Letztes Update am Fr, 18.01.2019 17:22

APAOnlineticker / Tiroler Tageszeitung Onlineausgabe


Gewalt an Frauen - Gewaltschutzzentren begrüßten Annäherungsverbot



Wien (APA) - Der Bundesverband der Gewaltschutzzentren hat am Freitagnachmittag die von der Regierung geplante Maßnahme eines Annäherungsverbotes begrüßt. Durch Betretungsverbote seien die Betroffenen bisher nur in ihrer Wohnung, bzw. in Kinderbetreuungseinrichtungen und Schulen geschützt gewesen, hieß es in einer Aussendung. Dieser Schutz müsse „natürlich weiterhin gewährleistet sein“.

„Durch eine zusätzliche Bannmeile können sich die von Gewalt betroffenen Personen auch außerhalb dieses Bereiches bewegen und genießen dabei den Schutz des Betretungsverbots“, wurde betont. Auch eine leichter zu merkende Notrufnummer für gewaltbetroffene Frauen ist laut den Gewaltschutzzentren „ein guter Ansatz“. Es könnte jedoch die bestehende Frauenhelpline-Nummer vereinfacht werden, anstatt mehr Verwirrung zu erzeugen. In wirklichen Notsituationen sei es ohnehin notwendig den Notruf der Polizei zu betätigen.

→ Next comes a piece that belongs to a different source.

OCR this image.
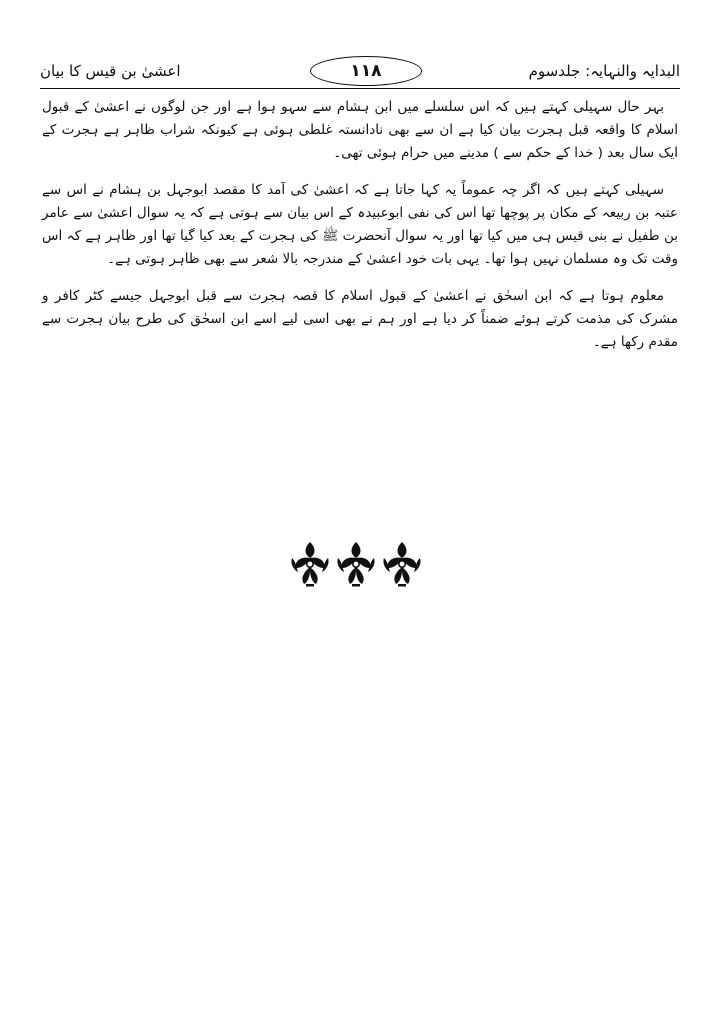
اعشیٰ بن قیس کا بیان	۱۱۸	البدایہ والنہایہ: جلدسوم

بہر حال سہیلی کہتے ہیں کہ اس سلسلے میں ابن ہشام سے سہو ہوا ہے اور جن لوگوں نے اعشیٰ کے قبول اسلام کا واقعہ قبل ہجرت بیان کیا ہے ان سے بھی نادانستہ غلطی ہوئی ہے کیونکہ شراب ظاہر ہے ہجرت کے ایک سال بعد ( خدا کے حکم سے ) مدینے میں حرام ہوئی تھی۔

سہیلی کہتے ہیں کہ اگر چہ عموماً یہ کہا جاتا ہے کہ اعشیٰ کی آمد کا مقصد ابوجہل بن ہشام نے اس سے عتبہ بن ربیعہ کے مکان پر پوچھا تھا اس کی نفی ابوعبیدہ کے اس بیان سے ہوتی ہے کہ یہ سوال اعشیٰ سے عامر بن طفیل نے بنی قیس ہی میں کیا تھا اور یہ سوال آنحضرت ﷺ کی ہجرت کے بعد کیا گیا تھا اور ظاہر ہے کہ اس وقت تک وہ مسلمان نہیں ہوا تھا۔ یہی بات خود اعشیٰ کے مندرجہ بالا شعر سے بھی ظاہر ہوتی ہے۔

معلوم ہوتا ہے کہ ابن اسحٰق نے اعشیٰ کے قبول اسلام کا قصہ ہجرت سے قبل ابوجہل جیسے کٹر کافر و مشرک کی مذمت کرتے ہوئے ضمناً کر دیا ہے اور ہم نے بھی اسی لیے اسے ابن اسحٰق کی طرح بیان ہجرت سے مقدم رکھا ہے۔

Die Möglichkeit der bundesländerübergreifenden Unterbringung von Betroffenen in Frauenhäusern ist ein wichtiger Schritt, betonte Marina Sorgo Bundesverbandsvorsitzende der Gewaltschutzzentren und Interventionsstellen Österreichs. Speziell bei Hochrisikofällen ist der Schutz oft erst dann gewährleistet, wenn die bedrohte Frau in ein anderes Bundesland flüchtet, erläuterte sie.